Des experts de Microsoft Mons encadrent 3 étudiants pour un concours en Australie

MONS Antoine Trippaers, Julien Rousselle et Nicolas Bertrand ont entre 20 et 22 ans. Ils sont Liégeois et fréquentent tous trois la haute école Rennequin Sualem. Ensemble, ils développent depuis plusieurs mois le logiciel Make a Sign.

La particularité de ce programme ? Faciliter l’apprentissage du langage des signes par l’utilisation grâce aux capteurs de la Kinect ou d’une webcam.

Du 6 au 11 juillet, ils présenteront leur projet à Sydney, dans le cadre de l’Imagine Cup , le championnat du monde de l’innovation numérique réservé aux étudiants. Une entreprise qu’ils n’auraient pu réussir sans l’intervention de Néomytic , le centre d’expertise du Microsoft Innovation Center de Mons. Avec 10.000 dollars à la clé pour poursuivre le développement du projet.

“La surdité est un problème considérable en Belgique. On estime à 400.000 les personnes atteintes dans notre pays (15 millions en Europe, NDLR)”, confient ces jeunes créateurs qui n’ont pas peur de se frotter à plus d’une centaine de concurrents du monde entier.

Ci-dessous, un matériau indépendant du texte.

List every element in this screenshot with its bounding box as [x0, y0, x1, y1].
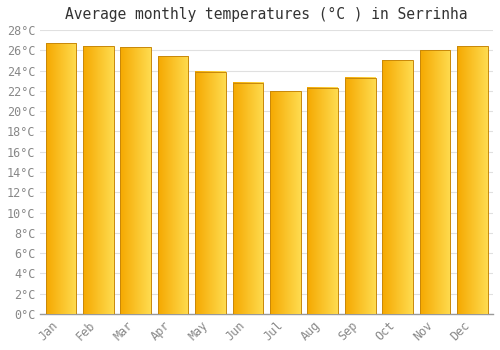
Bar: [46, 43, 76, 314]
Bar: [345, 78, 376, 314]
Bar: [270, 91, 300, 314]
Title: Average monthly temperatures (°C ) in Serrinha: Average monthly temperatures (°C ) in Se…: [66, 7, 468, 22]
Bar: [308, 88, 338, 314]
Bar: [120, 47, 151, 314]
Bar: [83, 46, 114, 314]
Bar: [457, 46, 488, 314]
Bar: [420, 50, 450, 314]
Bar: [382, 61, 413, 314]
Bar: [232, 83, 264, 314]
Bar: [195, 72, 226, 314]
Bar: [158, 56, 188, 314]
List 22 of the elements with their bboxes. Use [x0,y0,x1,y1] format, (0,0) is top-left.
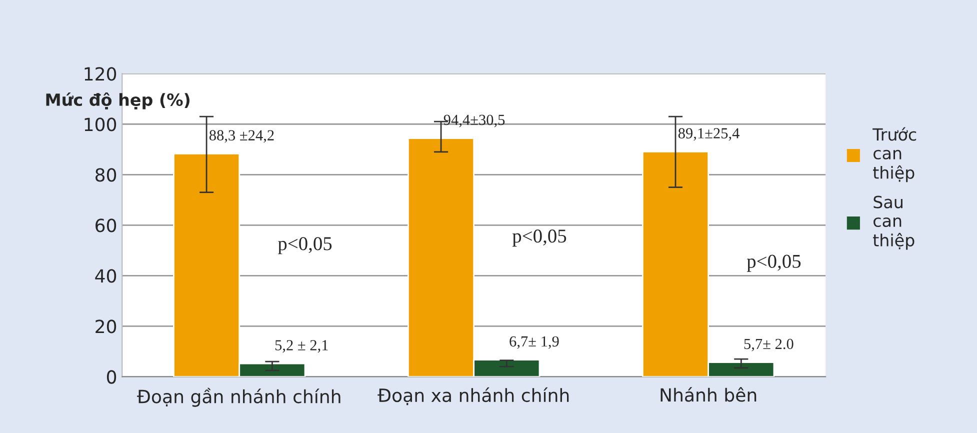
y-tick-label: 20 [96,320,116,334]
data-label: 89,1±25,4 [678,128,740,141]
annotation: p<0,05 [746,254,801,272]
data-label: 88,3 ±24,2 [209,130,274,143]
x-tick-label: Đoạn gần nhánh chính [137,388,340,407]
data-label: 94,4±30,5 [444,114,505,128]
y-tick-label: 40 [95,269,116,283]
x-tick-label: Nhánh bên [660,387,756,402]
x-tick-label: Đoạn xa nhánh chính [378,387,569,406]
y-tick-label: 120 [84,67,116,81]
data-label: 6,7± 1,9 [510,336,559,349]
y-tick-label: 80 [96,168,116,182]
y-tick-label: 60 [96,218,116,232]
y-tick-label: 0 [106,370,116,384]
y-axis-title: Mức độ hẹp (%) [46,92,190,110]
annotation: p<0,05 [278,237,332,254]
annotation: p<0,05 [512,230,566,247]
data-label: 5,2 ± 2,1 [275,340,328,353]
data-label: 5,7± 2.0 [744,338,794,352]
y-tick-label: 100 [84,118,116,132]
legend-label: Sau can thiệp [873,196,914,250]
legend-label: Trước can thiệp [872,127,916,182]
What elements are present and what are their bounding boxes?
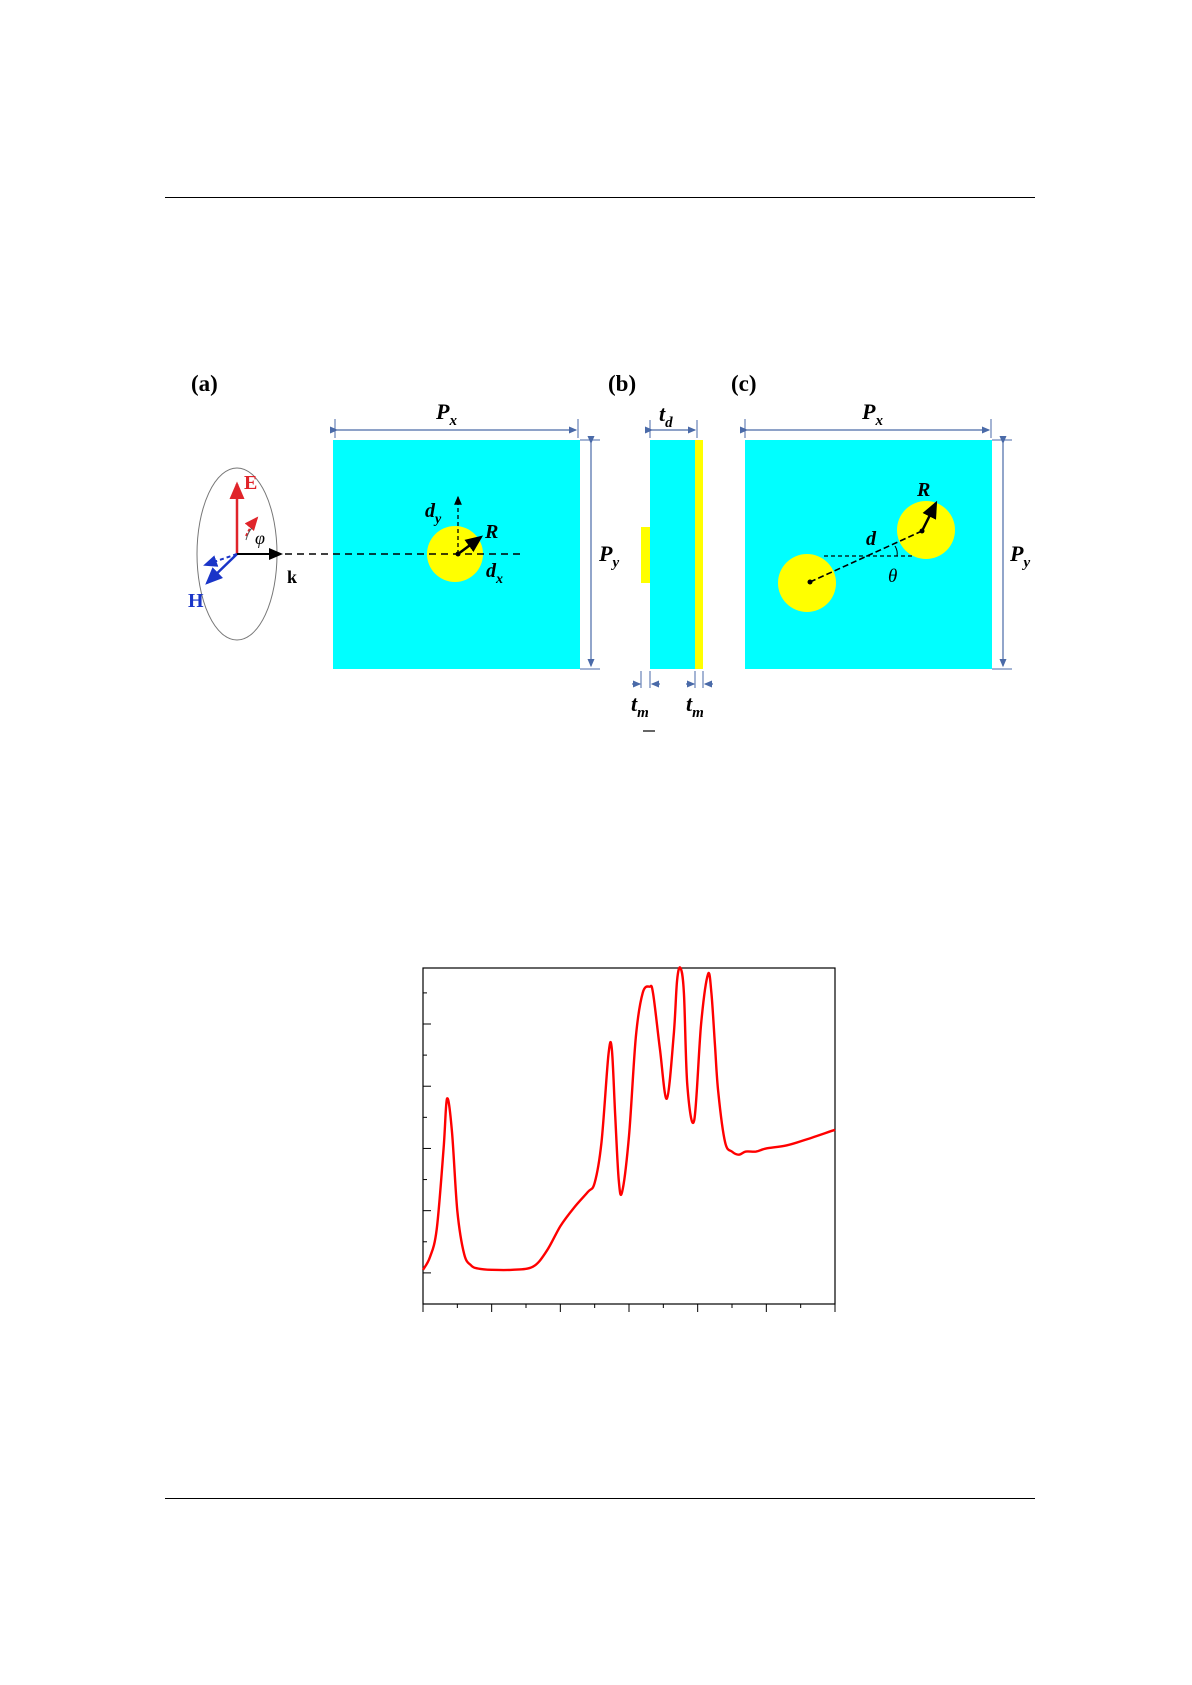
panel-b: td tm tm: [631, 401, 713, 732]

Le langage des signes est un moyen de communication aisé entre les personnes, les profs, les élèves. Des documents imprimés ou des vidéos existent pour apprendre. Mais il n’était pas possible jusqu’ici de savoir si les signes étaient reproduits correctement.

À l’aide d’un gant muni de pastilles photosensibles et en développant les potentialités de la boîte à outils de la Kinect de Microsoft, ces trois jeunes gens ont entrepris de créer une base de donnée mondiale des signes et de la gestuelle destinée aux malentendants avec possibilité de les traduire.

“Le point fort de l’application c’est d’une part de reproduire un mot ou une phrase, d’autre part de corriger ses gestes, mais aussi de proposer un véritable dictionnaire international du langage des signes, quelle que soit la langue” , note Armand Jund, de la société Néomytic.

En 2011, Imagine Cup a mobilisé 358.000 étudiants issus de 183 pays. En 2012, 72 équipes ont été retenues dans la catégorie reine Software design pour participer à la finale à Sydney. Parmi elles, deux équipes belges.